A comparative study of the properties of thermally evaporated CuIn2n + 1S3n + 2 (n = 0, 1, 2 and 3) thin films

CuInS2, CuIn3S5, CuIn5S8 and CuIn7S11 compounds were synthesized by the horizontal Bridgman method using high-purity copper, indium and sulphur elements. Crushed powders of these ingots were used as raw materials for the vacuum thermal evaporation. So, CuIn2n + 1S3n + 2 (n = 0, 1, 2, and 3) thin films were deposited by single source vacuum thermal evaporation onto glass substrates heated at 150 °C. The structural, compositional, morphological, electrical and optical properties of the deposited films were studied using X-ray diffraction (XRD), energy dispersive X-ray, atomic force microscopy and optical measurement techniques. XRD results revealed that all the films are polycrystalline.
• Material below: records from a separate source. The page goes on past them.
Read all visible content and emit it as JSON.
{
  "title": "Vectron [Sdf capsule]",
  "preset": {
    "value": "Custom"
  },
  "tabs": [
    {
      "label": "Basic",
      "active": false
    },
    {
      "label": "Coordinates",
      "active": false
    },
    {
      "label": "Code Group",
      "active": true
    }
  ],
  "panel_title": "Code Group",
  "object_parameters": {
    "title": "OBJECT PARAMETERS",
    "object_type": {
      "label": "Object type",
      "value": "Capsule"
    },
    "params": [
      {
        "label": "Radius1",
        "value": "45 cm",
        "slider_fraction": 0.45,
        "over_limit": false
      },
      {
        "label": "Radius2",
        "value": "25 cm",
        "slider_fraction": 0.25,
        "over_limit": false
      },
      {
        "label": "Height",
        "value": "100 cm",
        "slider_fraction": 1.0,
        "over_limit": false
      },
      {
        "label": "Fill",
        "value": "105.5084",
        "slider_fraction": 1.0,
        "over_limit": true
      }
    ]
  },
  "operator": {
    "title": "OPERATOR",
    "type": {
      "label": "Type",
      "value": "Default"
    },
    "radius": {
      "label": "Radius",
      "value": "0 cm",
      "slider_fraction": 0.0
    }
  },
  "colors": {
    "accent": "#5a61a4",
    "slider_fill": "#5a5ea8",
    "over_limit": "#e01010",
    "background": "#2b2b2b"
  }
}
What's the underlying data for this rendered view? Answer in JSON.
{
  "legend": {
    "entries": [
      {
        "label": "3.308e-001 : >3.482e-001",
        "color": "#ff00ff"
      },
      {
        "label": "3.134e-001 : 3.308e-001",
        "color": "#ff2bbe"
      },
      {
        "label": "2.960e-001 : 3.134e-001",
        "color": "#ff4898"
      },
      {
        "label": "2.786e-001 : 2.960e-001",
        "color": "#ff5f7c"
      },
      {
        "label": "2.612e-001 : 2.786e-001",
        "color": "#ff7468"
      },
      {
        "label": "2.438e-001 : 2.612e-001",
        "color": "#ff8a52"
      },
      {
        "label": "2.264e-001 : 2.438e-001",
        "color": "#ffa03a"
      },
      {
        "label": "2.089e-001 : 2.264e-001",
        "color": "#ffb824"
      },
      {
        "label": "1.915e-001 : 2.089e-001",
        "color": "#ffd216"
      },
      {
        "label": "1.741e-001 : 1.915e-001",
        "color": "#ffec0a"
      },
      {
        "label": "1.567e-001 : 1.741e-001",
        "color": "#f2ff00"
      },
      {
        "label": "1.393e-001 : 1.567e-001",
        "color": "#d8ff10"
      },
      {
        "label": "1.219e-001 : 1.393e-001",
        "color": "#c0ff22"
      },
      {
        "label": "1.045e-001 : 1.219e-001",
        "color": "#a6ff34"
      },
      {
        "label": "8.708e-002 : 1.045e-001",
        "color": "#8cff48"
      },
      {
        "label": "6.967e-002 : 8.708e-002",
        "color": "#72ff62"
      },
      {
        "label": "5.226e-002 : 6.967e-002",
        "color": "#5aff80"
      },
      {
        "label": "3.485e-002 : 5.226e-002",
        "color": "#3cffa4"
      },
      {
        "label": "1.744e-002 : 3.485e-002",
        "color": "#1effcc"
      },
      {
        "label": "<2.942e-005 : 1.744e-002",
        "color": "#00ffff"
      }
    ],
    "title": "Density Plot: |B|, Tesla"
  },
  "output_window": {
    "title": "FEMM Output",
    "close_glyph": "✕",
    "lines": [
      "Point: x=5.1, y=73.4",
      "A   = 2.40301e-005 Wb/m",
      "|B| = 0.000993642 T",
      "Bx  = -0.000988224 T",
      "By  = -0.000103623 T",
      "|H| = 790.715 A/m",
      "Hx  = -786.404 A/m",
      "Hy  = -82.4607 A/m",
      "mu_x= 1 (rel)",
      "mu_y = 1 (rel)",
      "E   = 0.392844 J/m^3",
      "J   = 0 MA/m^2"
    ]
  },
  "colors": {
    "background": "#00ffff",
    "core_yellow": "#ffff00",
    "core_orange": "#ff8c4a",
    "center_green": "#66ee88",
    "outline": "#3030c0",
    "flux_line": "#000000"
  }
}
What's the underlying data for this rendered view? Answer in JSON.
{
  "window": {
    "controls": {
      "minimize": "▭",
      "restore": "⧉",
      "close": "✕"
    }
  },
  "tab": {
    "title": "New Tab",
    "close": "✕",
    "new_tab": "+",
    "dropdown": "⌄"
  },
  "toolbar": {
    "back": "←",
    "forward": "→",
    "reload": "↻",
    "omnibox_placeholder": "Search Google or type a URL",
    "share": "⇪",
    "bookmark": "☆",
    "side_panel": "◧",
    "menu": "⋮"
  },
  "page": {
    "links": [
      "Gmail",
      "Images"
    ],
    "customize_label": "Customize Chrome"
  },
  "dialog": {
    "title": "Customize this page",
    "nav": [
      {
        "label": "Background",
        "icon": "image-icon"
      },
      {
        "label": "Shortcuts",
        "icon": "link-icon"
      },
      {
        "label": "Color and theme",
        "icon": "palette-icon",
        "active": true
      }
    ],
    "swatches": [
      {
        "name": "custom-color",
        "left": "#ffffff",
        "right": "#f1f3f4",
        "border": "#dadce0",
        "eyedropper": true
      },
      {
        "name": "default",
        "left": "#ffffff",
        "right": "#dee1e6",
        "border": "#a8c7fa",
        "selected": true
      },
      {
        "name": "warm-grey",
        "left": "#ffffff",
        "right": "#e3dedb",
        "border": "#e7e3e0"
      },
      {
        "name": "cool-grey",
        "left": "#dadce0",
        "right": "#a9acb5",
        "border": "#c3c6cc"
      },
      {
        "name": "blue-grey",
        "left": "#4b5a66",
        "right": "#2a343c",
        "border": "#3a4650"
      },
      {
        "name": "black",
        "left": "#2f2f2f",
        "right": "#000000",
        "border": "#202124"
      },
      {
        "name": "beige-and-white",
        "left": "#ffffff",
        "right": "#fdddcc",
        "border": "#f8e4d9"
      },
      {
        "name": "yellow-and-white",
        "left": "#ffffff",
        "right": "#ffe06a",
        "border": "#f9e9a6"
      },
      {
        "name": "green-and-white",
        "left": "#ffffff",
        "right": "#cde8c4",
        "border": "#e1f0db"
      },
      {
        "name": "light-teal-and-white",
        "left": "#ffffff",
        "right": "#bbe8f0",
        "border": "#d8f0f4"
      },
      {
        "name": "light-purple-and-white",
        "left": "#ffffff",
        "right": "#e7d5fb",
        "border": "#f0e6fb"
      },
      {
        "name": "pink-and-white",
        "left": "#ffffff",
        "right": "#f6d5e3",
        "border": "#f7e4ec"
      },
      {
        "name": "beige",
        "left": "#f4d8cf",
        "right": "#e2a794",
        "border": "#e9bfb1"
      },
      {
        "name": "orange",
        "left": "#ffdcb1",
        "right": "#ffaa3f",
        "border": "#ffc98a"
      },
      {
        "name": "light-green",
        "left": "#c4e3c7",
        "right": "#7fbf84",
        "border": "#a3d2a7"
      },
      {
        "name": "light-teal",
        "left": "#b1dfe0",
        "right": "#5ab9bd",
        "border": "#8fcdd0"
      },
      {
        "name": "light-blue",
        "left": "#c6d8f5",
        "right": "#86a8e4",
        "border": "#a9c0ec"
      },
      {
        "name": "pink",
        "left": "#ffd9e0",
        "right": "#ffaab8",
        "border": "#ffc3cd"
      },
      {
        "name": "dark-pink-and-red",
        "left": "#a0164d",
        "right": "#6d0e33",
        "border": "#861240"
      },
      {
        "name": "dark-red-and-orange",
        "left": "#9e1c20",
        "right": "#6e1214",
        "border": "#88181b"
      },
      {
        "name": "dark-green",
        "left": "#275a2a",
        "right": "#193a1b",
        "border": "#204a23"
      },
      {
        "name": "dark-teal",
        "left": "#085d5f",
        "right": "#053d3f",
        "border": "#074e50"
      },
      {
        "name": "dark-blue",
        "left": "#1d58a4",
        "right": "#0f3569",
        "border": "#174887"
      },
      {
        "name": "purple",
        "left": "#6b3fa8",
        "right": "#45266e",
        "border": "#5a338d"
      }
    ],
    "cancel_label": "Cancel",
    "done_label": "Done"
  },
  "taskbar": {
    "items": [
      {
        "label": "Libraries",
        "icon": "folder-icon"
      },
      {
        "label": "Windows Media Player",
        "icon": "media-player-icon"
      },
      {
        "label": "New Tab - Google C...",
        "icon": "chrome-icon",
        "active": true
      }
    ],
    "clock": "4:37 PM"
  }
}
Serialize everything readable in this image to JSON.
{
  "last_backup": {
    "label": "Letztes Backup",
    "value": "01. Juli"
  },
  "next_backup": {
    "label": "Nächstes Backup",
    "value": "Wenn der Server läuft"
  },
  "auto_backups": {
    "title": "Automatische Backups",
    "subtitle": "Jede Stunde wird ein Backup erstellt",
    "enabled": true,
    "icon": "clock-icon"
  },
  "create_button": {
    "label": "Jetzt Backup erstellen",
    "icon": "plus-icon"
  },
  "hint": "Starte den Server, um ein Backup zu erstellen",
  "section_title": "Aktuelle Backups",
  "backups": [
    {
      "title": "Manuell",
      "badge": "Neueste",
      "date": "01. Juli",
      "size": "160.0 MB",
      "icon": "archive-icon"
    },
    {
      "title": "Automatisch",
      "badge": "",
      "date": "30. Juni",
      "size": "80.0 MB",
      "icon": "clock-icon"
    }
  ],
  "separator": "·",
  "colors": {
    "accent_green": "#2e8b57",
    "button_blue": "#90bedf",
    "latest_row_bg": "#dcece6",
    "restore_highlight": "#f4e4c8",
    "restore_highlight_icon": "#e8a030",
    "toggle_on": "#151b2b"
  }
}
However, CuInS2 and CuIn3S5 films had a chalcopyrite structure with preferred orientation along 112 while CuIn5S8 and CuIn7S11 films exhibit a spinel structure with preferred orientation along 311. The absorption coefficients of the all CuIn2n + 1S3n + 2 films are in the range of 10−4 and 10−5 cm−1. The direct optical band gaps of CuIn2n + 1S3n + 2 layers are found to be 1.56, 1.78, 1.75 and 1.30 eV for n = 0, 1, 2, and 3, respectively. CuIn3S5 and CuIn5S8 films are p type with electrical resistivities of 4 and 12 Ω cm whereas CuInS2 and CuIn7S11 are highly compensated with resistivities of 1470 and 1176 Ω cm, respectively.